When the reproduction output contribution rate is 0 at the lower end (61b) of the expanded reproduction area and increases linearly to 1 at the upper end (61c,), the output of the detector (54A) is
54B). Therefore, if the attenuation amount of the attenuator (80) is set appropriately, the FB head (60R) and 8M head (IIA/B)
When the level difference between the detector and the detector falls within the appropriate range, the output of the detector (54A) becomes equal to the output of the detector (54B) via the attenuator (80), and the output of the comparator (78) becomes equal to the output of the detector (54B) via the attenuator (80). The output of the displacement signal generator (74) is sampled and bolded. The 8M head (118/B) can maintain an appropriate level difference with respect to the FE head (60R).

Effects of the Invention As detailed above, according to the present invention, since a rotary erasing head is used which can reproduce a pilot signal as a displacement signal during reproduction of the rotary movable head as a head displacement detection signal during recording, both It is possible to maintain an appropriate level difference between the heads, and there is no possibility of erroneous erasure, overlapping recordings, or excessive erasure during continuous shooting.

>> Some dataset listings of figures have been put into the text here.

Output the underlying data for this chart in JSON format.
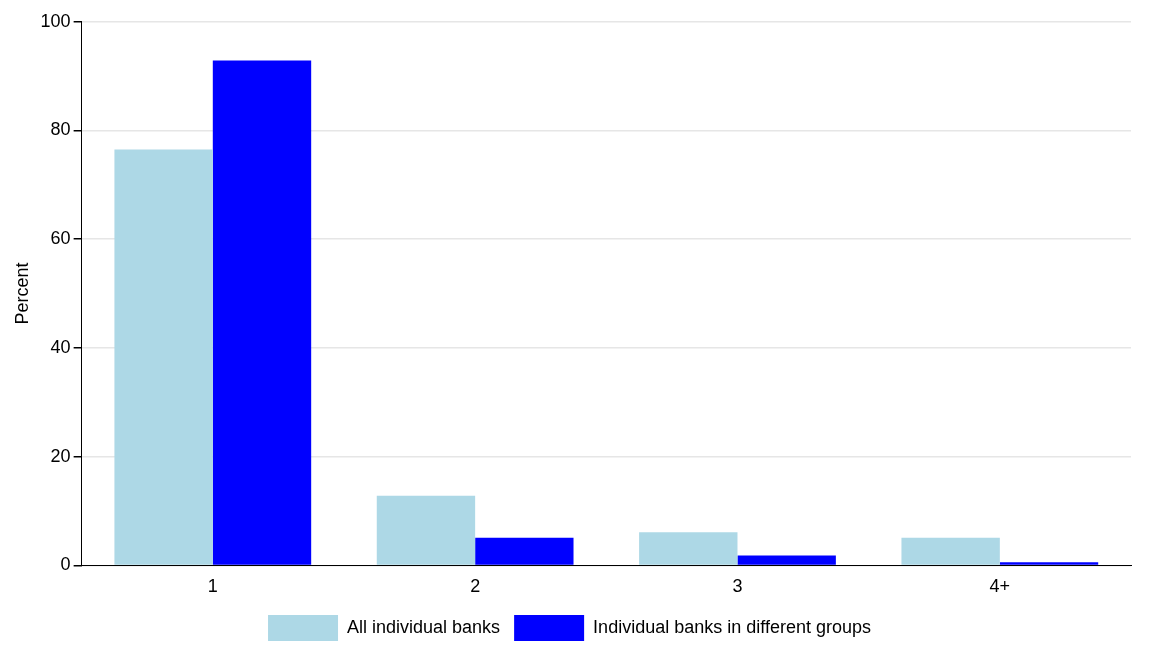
{
  "chart_data": {
    "type": "bar",
    "ylabel": "Percent",
    "categories": [
      "1",
      "2",
      "3",
      "4+"
    ],
    "series": [
      {
        "name": "All individual banks",
        "color": "#add8e6",
        "values": [
          76.5,
          12.8,
          6.1,
          5.1
        ]
      },
      {
        "name": "Individual banks in different groups",
        "color": "#0000ff",
        "values": [
          92.9,
          5.1,
          1.8,
          0.6
        ]
      }
    ],
    "ylim": [
      0,
      100
    ],
    "yticks": [
      0,
      20,
      40,
      60,
      80,
      100
    ],
    "grid": "y",
    "legend": "bottom"
  }
}
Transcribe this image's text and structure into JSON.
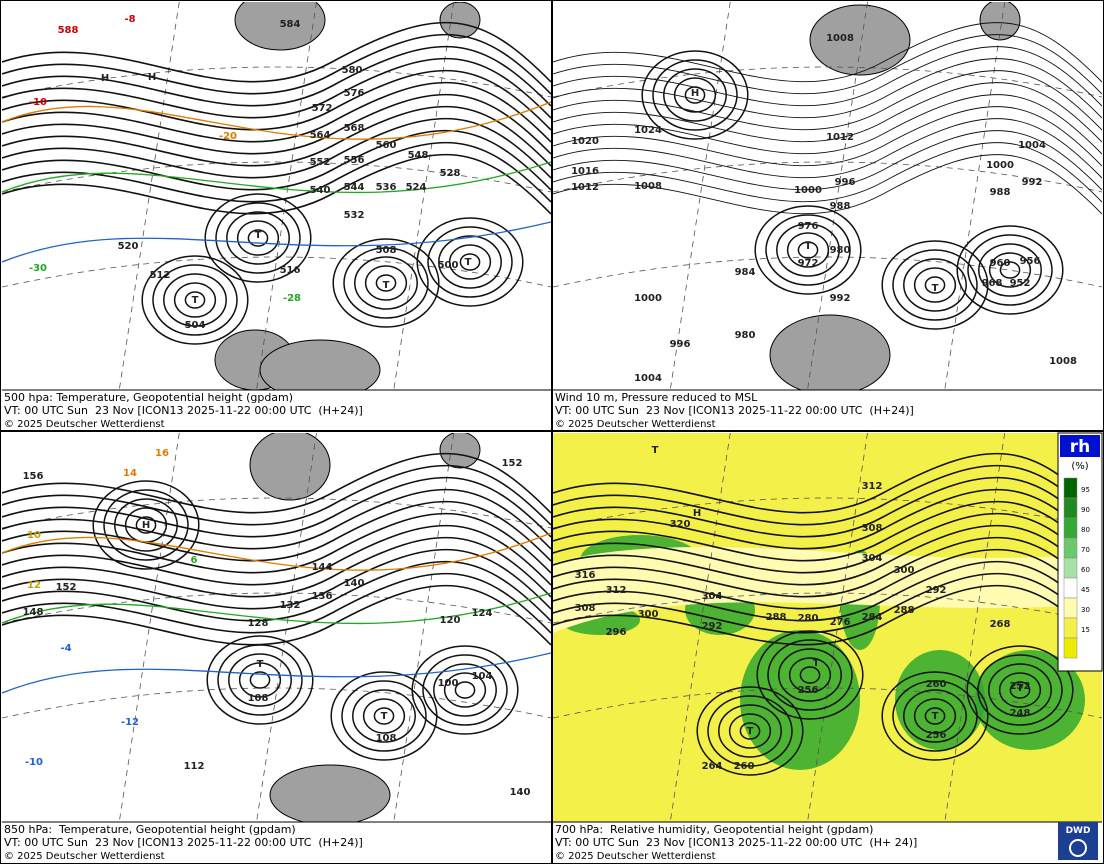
{
  "panels": [
    {
      "caption": [
        "500 hpa: Temperature, Geopotential height (gpdam)",
        "VT: 00 UTC Sun  23 Nov [ICON13 2025-11-22 00:00 UTC  (H+24)]",
        "© 2025 Deutscher Wetterdienst"
      ],
      "labels": [
        "588",
        "584",
        "580",
        "576",
        "572",
        "568",
        "564",
        "560",
        "556",
        "552",
        "548",
        "544",
        "540",
        "536",
        "532",
        "528",
        "524",
        "520",
        "516",
        "512",
        "508",
        "504",
        "500",
        "H",
        "H",
        "T",
        "T",
        "T",
        "T",
        "-10",
        "-20",
        "-30",
        "-8",
        "-28"
      ]
    },
    {
      "caption": [
        "Wind 10 m, Pressure reduced to MSL",
        "VT: 00 UTC Sun  23 Nov [ICON13 2025-11-22 00:00 UTC  (H+24)]",
        "© 2025 Deutscher Wetterdienst"
      ],
      "labels": [
        "1024",
        "1020",
        "1016",
        "1012",
        "1008",
        "1012",
        "1000",
        "996",
        "988",
        "976",
        "972",
        "980",
        "984",
        "992",
        "1000",
        "980",
        "996",
        "1004",
        "1000",
        "992",
        "960",
        "956",
        "952",
        "968",
        "1008",
        "1004",
        "H",
        "T",
        "T",
        "1008",
        "988"
      ]
    },
    {
      "caption": [
        "850 hPa:  Temperature, Geopotential height (gpdam)",
        "VT: 00 UTC Sun  23 Nov [ICON13 2025-11-22 00:00 UTC  (H+24)]",
        "© 2025 Deutscher Wetterdienst"
      ],
      "labels": [
        "156",
        "152",
        "148",
        "144",
        "140",
        "136",
        "132",
        "128",
        "124",
        "120",
        "108",
        "108",
        "100",
        "104",
        "112",
        "H",
        "T",
        "T",
        "16",
        "14",
        "10",
        "12",
        "6",
        "-4",
        "-12",
        "-10",
        "152",
        "140"
      ]
    },
    {
      "caption": [
        "700 hPa:  Relative humidity, Geopotential height (gpdam)",
        "VT: 00 UTC Sun  23 Nov [ICON13 2025-11-22 00:00 UTC  (H+ 24)]",
        "© 2025 Deutscher Wetterdienst"
      ],
      "labels": [
        "320",
        "316",
        "312",
        "308",
        "304",
        "300",
        "296",
        "292",
        "288",
        "280",
        "276",
        "284",
        "288",
        "292",
        "300",
        "304",
        "308",
        "312",
        "268",
        "256",
        "260",
        "264",
        "260",
        "256",
        "252",
        "248",
        "T",
        "H",
        "T",
        "T",
        "T",
        "T"
      ]
    }
  ],
  "legend": {
    "title": "rh",
    "unit": "(%)",
    "ticks": [
      "95",
      "90",
      "80",
      "70",
      "60",
      "45",
      "30",
      "15"
    ]
  },
  "logo": "DWD"
}
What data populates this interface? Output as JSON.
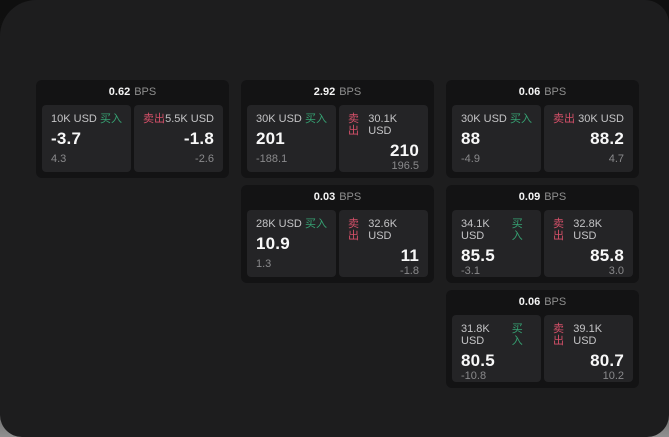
{
  "labels": {
    "bps": "BPS",
    "buy": "买入",
    "sell": "卖出"
  },
  "colors": {
    "buy_green": "#36a273",
    "sell_red": "#d55069",
    "surface": "#1d1d1e",
    "card_bg": "#131314",
    "panel_bg": "#242426"
  },
  "cards": [
    {
      "bps_value": "0.62",
      "buy": {
        "notional": "10K USD",
        "value": "-3.7",
        "delta": "4.3"
      },
      "sell": {
        "notional": "5.5K USD",
        "value": "-1.8",
        "delta": "-2.6"
      }
    },
    {
      "bps_value": "2.92",
      "buy": {
        "notional": "30K USD",
        "value": "201",
        "delta": "-188.1"
      },
      "sell": {
        "notional": "30.1K USD",
        "value": "210",
        "delta": "196.5"
      }
    },
    {
      "bps_value": "0.06",
      "buy": {
        "notional": "30K USD",
        "value": "88",
        "delta": "-4.9"
      },
      "sell": {
        "notional": "30K USD",
        "value": "88.2",
        "delta": "4.7"
      }
    },
    {
      "bps_value": "0.03",
      "buy": {
        "notional": "28K USD",
        "value": "10.9",
        "delta": "1.3"
      },
      "sell": {
        "notional": "32.6K USD",
        "value": "11",
        "delta": "-1.8"
      }
    },
    {
      "bps_value": "0.09",
      "buy": {
        "notional": "34.1K USD",
        "value": "85.5",
        "delta": "-3.1"
      },
      "sell": {
        "notional": "32.8K USD",
        "value": "85.8",
        "delta": "3.0"
      }
    },
    {
      "bps_value": "0.06",
      "buy": {
        "notional": "31.8K USD",
        "value": "80.5",
        "delta": "-10.8"
      },
      "sell": {
        "notional": "39.1K USD",
        "value": "80.7",
        "delta": "10.2"
      }
    }
  ]
}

[Brief explanation of the drawing]

Figures 1 and 2 are frequency spectra and block diagrams for explaining the conventional ATF system, and Figure 3 is the conventional ATF system.
FIGS. 4 and 5 are block diagrams showing an example of the configuration of a DTP device using the F technology, and FIGS. 8 is a frequency spectrum, formant, and track pattern for explaining the 8V system, FIG. 9 is a plan view of a rotary head for explaining the present invention, and FIG. 1O is a plan view of the main parts of the erasing/reproducing head. FIG. 11 is a plan view showing essential parts of an embodiment of a rotating magnetic head device according to the present invention, and FIGS. 12 and 13 are block diagrams showing an example of the configuration of a control circuit for the rotating magnetic head device according to the present invention. . (11), (11Δ), '(IIB) and (1
18/B) is a rotating movable magnetic head, (20) is a head position detection device, (54), (54A), (54B)
) is an amplitude detector, (60R) is a rotating erasing/reproducing magnetic head, (72) is a pilot signal generator, and (78) is a comparator.

Claims (1)

[Claims] recording and reproducing a first pilot signal over the entire length of each adjacent track on the record carrier;
A second pilot signal is recorded in a first predetermined section of each of the tracks, and the second pilot signal is recorded in the first predetermined section of an adjacent preceding track in the second predetermined section of each of the tracks. and an amplitude detector that detects the amplitude of the self-reproducing pilot signal by the plurality of rotatable magnetic heads, and a control signal obtained from the amplitude detector to detect the amplitude of the self-reproducing pilot signal. In a rotating magnetic field device configured to control the position of a rotary movable magnetic head, a rotating erase/reproducing magnetic head is provided whose effective head width during reproduction is wider than the effective head width during erasing, and the rotary erasing/reproducing magnetic head is A rotary magnetic head device characterized in that the positions of the plurality of rotatable magnetic heads are controlled so that the first pilot signal reproduced by the reproducing magnetic head reaches a predetermined level.